The parallels with Mahabharata’s Draupadi are all too evident in the Greek epic story of Helen of Troy with “the face that launched a thousand ships”. Both heroines fated to have more than one husband were endowed with beauty of a type that sparked terrible violence in men through blood curdling wars. Neither woman had female confidantes. Intelligent and given to strong feelings, both were also compassionate — though reduced to being looked upon mainly as symbols of sexual beauty in patriarchal societies. Inspired by Homer’s powerful epic Iliad, the tumultuous story of Helen of Troy (alias Eleni of Sparta) triggered Rajika Puri’s innovative narration blurring cultural boundaries through its languages East and West with comparisons between strong women of two cultures, India and Greece, and women’s treatment in misogynist/patriarchal societies as prevailed at the time. After an embryonic lack-lustre premiere for Anita’s Ratnam’s Arangham Trust’s Epic Women Conference, “Eleni of Sparta” has evolved into a highly researched, compelling, layered narrative with strong images.

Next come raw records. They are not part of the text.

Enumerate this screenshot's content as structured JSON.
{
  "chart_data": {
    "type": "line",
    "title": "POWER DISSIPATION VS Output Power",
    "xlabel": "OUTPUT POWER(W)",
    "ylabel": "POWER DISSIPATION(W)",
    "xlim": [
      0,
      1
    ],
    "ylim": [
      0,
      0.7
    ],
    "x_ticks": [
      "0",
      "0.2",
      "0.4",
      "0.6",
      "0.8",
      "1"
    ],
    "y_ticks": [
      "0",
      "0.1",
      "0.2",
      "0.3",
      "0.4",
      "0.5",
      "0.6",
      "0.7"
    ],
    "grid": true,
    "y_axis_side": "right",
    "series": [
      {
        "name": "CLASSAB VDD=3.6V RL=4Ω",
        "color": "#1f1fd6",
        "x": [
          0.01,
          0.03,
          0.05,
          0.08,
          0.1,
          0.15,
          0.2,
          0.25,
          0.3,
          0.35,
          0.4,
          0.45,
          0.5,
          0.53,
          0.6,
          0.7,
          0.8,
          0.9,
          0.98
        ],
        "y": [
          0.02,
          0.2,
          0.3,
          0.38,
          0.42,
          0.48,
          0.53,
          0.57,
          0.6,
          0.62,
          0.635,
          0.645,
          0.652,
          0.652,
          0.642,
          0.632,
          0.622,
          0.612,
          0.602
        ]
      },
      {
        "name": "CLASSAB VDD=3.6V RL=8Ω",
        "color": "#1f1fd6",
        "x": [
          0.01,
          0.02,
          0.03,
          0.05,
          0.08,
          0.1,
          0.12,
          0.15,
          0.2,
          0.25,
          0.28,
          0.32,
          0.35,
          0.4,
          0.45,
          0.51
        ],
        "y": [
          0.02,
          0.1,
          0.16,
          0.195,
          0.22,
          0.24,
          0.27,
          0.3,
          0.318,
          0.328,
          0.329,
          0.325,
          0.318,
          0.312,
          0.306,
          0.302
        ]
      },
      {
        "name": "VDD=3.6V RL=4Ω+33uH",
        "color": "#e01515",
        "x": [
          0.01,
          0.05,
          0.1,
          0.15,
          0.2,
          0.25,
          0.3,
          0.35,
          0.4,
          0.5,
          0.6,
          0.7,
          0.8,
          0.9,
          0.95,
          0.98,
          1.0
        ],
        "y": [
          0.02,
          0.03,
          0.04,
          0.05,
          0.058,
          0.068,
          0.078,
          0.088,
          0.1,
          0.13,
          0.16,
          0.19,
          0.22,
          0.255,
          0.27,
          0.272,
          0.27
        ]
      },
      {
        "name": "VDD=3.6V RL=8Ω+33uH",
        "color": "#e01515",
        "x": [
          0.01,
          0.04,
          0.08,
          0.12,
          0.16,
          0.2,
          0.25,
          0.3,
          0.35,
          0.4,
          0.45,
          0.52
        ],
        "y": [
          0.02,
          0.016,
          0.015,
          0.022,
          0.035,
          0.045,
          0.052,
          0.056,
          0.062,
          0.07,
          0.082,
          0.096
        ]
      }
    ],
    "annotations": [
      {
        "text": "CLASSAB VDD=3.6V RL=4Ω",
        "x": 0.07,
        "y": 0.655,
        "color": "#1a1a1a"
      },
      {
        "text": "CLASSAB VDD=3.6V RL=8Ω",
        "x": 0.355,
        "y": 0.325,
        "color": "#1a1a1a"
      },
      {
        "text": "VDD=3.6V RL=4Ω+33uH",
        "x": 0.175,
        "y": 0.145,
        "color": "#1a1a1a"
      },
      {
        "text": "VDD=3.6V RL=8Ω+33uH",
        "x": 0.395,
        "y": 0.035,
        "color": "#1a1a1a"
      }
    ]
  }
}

While both Draupadi and Helen (Eleni) were blamed for the blood thirsty wars confronting them, contrarily both have been deified by history — enshrined in their respective countries as symbols of Shakti or female power.

Beginning with ‘Infant’, where Eleni is conceived by Leda through Zeus himself as a swan and Nemesis, as a maiden dancing at the temple of Artemis, she is abducted by Theseus and rescued. The swayamvara scene visualises suitors vying for her and she finally weds Menelaus of Sparta. She loses her heart to comely Paris, Prince of Troy, (son of Priam) who with the help of Aphrodite carries her off and marries her, leading to the terrible Greek/Trojan war. Back in Sparta after the Greeks have destroyed Troy, Eleni’s mind relives the war scenes. On death she is enshrined as Mother Goddess. The best part of Rajika’s narrative with skeletal dancing (derived from her Odissi training) used as a tool for substantiating the story telling, was in the joint participation of the talented Suchet Malhotra whose world percussion accompaniment provided the narrative with excellent punctuation and side effects, along with recorded bansuri (Eric Fraser) and harp (Bridget Kibbey).

Music conceived with folkloric rhythms had Indian ragas from Hindustani thaats like Kalyani, Desh, Durga, etc., very close to Greek melodic modes. Rajika as singer of Greek passages from Homer and Sappho was dramatically communicative, and with a change in intonation, the story telling alternated between scenes from Eleni’s story from one culture to that of the Sutradhar from another culture citing parallels from Mahabharata. Eleni back in Sparta remembers myriad past images.aA veil as prop suggests many images, becoming the mangled body of Hector carried by a heartbroken father Priam (whose throat is later slit at an altar of Zeus) — a synergy of elation, gore and sadness. While this was Kri’s evening, the visuals, with Arshiya Sethi’s explanations of its laudable activities, needed to be tighte.